De acordo com a Gallup, apenas um em cada três gerentes está engajado no trabalho. E como os gerentes são as pessoas que entram em contato com os funcionários todos os dias, é vital abordar isso para impedir que o descompromisso se espalhe pelas fileiras da organização.

Um passo importante que as empresas podem dar é requalificar os gerentes para trabalhar de forma eficaz em um ambiente remoto ou híbrido. Também é importante garantir que os gerentes sejam suficientemente treinados para ajudar os funcionários a reduzir o estresse e o esgotamento – ou isso pode levar a uma demissão silenciosa no futuro.

  1. Crie um senso de propósito

Funcionários que não sentem que seu trabalho tem qualquer propósito ou direção é um dos principais motivadores da demissão silenciosa. E uma das maneiras mais eficazes de lidar com isso (ou de evitá-lo completamente) é criar uma cultura organizacional em que cada funcionário entenda as razões por trás de sua função.

Há muitas maneiras diferentes de conseguir isso, desde a organização de reuniões gerais para compartilhar atualizações, até a distribuição de informes internos que se concentram na missão e nos valores centrais da empresa. O importante é garantir que todos entendam como seu trabalho se conecta aos objetivos da organização como um todo.

  1. Recompense e reconheça as conquistas

Outra razão importante que pode surgir é quando os funcionários não se sentem reconhecidos por seu trabalho. Isso significa que, se você deseja evitar uma demissão silenciosa, precisa garantir que está reconhecendo e recompensando regularmente o bom trabalho de seus funcionários.

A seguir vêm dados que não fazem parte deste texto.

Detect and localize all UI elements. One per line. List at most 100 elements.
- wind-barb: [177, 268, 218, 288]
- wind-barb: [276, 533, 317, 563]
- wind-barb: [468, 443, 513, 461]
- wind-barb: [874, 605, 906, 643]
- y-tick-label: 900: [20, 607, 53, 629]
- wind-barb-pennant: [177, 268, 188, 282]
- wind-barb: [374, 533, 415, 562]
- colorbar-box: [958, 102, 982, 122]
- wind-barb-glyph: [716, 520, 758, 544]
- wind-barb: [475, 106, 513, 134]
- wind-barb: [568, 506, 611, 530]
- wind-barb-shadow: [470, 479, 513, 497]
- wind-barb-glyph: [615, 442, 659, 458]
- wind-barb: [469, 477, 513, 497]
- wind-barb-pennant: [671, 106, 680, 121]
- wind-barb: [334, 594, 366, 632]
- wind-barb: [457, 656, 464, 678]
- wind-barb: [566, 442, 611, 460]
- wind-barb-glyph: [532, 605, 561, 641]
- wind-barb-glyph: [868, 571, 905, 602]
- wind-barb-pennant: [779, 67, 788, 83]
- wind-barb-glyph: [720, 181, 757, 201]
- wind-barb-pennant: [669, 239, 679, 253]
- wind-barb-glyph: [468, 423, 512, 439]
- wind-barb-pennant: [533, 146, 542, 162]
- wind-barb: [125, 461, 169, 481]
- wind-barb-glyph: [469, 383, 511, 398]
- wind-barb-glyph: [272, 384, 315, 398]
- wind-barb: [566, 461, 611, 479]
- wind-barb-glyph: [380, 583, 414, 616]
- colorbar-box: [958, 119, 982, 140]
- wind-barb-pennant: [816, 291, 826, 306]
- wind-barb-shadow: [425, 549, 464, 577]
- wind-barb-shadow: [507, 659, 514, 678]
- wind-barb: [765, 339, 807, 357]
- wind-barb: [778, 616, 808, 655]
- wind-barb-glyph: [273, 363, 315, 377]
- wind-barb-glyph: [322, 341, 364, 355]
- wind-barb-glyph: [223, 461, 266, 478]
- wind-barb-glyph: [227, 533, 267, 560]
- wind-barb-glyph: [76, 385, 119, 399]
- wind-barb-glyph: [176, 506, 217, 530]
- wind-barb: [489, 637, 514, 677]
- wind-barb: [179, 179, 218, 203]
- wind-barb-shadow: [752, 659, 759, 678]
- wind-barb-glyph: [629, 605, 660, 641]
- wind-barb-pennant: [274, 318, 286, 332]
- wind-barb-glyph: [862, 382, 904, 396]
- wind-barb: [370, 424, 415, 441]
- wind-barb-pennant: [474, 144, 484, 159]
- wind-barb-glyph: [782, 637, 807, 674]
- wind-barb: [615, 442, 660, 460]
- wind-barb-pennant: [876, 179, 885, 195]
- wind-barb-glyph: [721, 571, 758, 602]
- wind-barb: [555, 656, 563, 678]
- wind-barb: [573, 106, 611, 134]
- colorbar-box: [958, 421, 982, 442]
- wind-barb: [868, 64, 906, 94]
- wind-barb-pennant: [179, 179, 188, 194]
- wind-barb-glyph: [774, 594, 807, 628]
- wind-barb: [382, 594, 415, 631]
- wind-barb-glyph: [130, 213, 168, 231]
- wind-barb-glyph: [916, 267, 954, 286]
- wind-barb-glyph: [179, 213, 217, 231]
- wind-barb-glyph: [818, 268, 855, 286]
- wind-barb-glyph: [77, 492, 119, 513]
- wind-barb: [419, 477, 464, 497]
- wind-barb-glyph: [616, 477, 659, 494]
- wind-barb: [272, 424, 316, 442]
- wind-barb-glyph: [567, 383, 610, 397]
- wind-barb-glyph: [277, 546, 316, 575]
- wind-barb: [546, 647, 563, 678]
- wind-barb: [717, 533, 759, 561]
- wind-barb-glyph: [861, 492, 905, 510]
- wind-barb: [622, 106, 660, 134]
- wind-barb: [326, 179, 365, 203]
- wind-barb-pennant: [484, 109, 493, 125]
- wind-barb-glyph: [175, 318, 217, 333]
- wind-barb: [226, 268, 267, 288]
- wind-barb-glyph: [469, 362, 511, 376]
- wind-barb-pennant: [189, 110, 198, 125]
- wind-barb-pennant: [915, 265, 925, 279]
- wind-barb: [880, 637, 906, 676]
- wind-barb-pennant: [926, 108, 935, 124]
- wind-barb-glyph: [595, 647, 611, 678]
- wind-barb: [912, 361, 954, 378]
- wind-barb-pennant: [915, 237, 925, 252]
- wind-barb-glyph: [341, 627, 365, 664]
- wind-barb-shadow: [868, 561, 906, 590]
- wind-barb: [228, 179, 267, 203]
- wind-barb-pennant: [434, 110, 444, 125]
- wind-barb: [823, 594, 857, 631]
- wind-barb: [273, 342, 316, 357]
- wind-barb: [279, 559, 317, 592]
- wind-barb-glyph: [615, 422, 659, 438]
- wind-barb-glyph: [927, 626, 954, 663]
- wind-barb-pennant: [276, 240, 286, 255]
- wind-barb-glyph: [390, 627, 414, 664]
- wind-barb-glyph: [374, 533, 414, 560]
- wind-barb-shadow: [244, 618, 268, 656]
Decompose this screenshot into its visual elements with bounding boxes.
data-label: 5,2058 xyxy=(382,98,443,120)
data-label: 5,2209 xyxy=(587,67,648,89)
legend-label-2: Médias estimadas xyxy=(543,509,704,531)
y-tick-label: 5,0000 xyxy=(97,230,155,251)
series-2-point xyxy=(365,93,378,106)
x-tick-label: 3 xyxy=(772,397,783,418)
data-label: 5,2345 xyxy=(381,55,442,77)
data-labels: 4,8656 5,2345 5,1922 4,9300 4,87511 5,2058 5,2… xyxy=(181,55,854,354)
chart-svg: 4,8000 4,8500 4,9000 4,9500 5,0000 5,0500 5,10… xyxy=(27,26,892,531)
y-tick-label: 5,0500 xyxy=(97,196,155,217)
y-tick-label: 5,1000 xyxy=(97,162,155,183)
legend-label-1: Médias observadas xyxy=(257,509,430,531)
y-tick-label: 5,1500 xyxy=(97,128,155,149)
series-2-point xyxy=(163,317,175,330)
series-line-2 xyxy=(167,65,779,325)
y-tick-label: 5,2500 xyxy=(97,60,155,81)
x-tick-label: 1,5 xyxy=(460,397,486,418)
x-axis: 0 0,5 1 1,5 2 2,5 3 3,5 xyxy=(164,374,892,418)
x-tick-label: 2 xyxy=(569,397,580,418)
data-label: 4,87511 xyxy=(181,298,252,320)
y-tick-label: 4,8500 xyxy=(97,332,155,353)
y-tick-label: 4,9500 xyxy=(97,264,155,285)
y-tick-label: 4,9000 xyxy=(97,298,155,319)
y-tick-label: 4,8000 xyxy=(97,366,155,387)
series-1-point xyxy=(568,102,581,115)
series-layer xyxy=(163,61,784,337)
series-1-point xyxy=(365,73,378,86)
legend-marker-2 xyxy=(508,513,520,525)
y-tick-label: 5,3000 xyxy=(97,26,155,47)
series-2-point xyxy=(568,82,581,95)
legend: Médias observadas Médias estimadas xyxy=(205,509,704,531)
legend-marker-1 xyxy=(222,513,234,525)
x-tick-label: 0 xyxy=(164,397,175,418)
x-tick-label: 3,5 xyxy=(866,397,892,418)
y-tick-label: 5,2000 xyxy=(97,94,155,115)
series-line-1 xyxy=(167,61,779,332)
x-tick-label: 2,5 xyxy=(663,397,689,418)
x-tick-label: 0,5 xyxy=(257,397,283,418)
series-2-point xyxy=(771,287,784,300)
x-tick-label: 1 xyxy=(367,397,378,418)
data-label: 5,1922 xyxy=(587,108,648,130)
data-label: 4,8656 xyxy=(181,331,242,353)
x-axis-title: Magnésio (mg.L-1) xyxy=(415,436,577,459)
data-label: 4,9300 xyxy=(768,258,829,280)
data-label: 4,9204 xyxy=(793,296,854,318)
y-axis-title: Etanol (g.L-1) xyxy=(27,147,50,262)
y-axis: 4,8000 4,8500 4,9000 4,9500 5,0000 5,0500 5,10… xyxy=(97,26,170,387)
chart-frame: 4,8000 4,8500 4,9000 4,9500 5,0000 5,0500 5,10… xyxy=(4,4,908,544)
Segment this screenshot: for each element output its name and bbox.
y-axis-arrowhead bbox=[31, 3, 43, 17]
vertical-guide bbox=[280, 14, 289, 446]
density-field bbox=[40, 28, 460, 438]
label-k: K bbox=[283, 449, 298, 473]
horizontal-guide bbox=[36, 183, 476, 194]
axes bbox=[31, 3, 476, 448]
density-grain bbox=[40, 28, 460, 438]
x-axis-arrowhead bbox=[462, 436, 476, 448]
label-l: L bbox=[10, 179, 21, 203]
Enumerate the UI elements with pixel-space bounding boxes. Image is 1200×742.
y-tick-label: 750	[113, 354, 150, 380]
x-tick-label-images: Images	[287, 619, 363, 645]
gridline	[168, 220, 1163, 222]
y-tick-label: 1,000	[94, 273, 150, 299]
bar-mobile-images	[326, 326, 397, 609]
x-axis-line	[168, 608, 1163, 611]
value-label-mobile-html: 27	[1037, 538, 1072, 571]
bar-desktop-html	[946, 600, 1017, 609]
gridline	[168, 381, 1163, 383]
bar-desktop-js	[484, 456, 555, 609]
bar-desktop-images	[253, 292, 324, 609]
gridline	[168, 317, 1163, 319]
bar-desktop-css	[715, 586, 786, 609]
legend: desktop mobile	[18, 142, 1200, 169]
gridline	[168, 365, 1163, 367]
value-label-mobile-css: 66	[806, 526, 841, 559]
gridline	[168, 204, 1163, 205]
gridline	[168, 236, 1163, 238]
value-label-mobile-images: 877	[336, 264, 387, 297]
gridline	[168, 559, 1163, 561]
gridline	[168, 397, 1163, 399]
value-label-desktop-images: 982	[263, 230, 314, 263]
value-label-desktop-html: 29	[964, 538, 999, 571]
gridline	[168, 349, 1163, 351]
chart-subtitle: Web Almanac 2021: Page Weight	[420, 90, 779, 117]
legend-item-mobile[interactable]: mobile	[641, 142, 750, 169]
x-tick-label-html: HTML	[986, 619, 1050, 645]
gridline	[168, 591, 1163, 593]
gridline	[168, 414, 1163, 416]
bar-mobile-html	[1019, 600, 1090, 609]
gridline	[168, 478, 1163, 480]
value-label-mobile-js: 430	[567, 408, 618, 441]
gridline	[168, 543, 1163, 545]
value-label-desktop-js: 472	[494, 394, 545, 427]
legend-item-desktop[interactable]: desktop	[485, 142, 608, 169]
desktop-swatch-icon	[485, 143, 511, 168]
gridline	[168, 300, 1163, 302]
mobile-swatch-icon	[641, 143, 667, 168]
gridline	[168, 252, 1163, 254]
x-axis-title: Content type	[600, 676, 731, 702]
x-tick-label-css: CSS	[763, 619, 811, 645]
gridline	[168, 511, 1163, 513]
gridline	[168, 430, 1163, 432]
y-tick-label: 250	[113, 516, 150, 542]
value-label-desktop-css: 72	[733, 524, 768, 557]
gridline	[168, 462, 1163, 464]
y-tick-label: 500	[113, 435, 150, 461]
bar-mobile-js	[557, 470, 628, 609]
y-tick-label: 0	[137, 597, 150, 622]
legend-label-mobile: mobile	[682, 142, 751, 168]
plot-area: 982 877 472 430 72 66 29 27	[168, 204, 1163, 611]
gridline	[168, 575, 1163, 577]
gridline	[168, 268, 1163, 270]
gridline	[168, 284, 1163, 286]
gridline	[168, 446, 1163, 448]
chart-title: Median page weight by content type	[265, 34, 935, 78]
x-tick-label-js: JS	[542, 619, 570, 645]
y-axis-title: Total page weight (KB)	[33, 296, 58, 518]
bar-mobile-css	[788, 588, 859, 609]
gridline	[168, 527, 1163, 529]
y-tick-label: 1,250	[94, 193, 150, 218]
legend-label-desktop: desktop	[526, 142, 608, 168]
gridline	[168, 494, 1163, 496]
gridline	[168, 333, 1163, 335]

Como fazer isso pode diferir de uma organização para outra. Por exemplo, você pode decidir configurar um programa completo de reconhecimento de funcionários – que, de acordo com dados da Deloitte, pode aumentar o engajamento, a produtividade e o desempenho em 14%. No entanto, poderia ser ainda mais simples do que isso: um simples “obrigado” por seus esforços diários já faz uma enorme diferença para o funcionário.

  1. Não perca de vista a cultura da empresa

A cultura tornou-se ainda mais importante e ainda mais desafiadora em meio à ascensão do trabalho híbrido. Assim, uma cultura forte pode unificar os funcionários e ajudar a manter o silêncio sob controle. Ou seja, os empregadores devem se concentrar em “reconquistar” seus colaboradores, fazendo mudanças significativas em sua cultura. Isso é o que ajudará a motivar os funcionários a continuar lutando por mais.

Neste processo, promover uma cultura de valorização também pode ser eficaz, sendo uma ótima maneira de aumentar o engajamento e a retenção.

De acordo com o Achievers Culture Report, do Achievers Workforce Institute, 40% dos funcionários não se sentiram valorizados durante a pandemia. Dessa forma, programas que incentivam o reconhecimento frequente e significativo podem reduzir esse número. Afinal, funcionários que se sentem celebrados e apoiados também têm maior probabilidade de ter um forte senso de pertencimento, que pode ser ampliado ao saber que suas vozes são importantes. Em resumo, é importante que o RH tenha uma rotina de levantamento e análise de dados sobre como os funcionários se sentem e quais mudanças precisam ser feitas em nível de toda a empresa.

Uma palavra final

Por fim, não importa quão grande ou pequeno seja o feedback, a empresa jamais deve negligenciar o impacto que mudanças podem ter na vida do colaborador e a necessidade que cada pessoa tem de se sentir ouvida e valorizada.

Não haverá mudança na demissão silenciosa se as empresas não ajudarem os funcionários a se sentirem considerados e aprenderem a administrar expectativas realistas.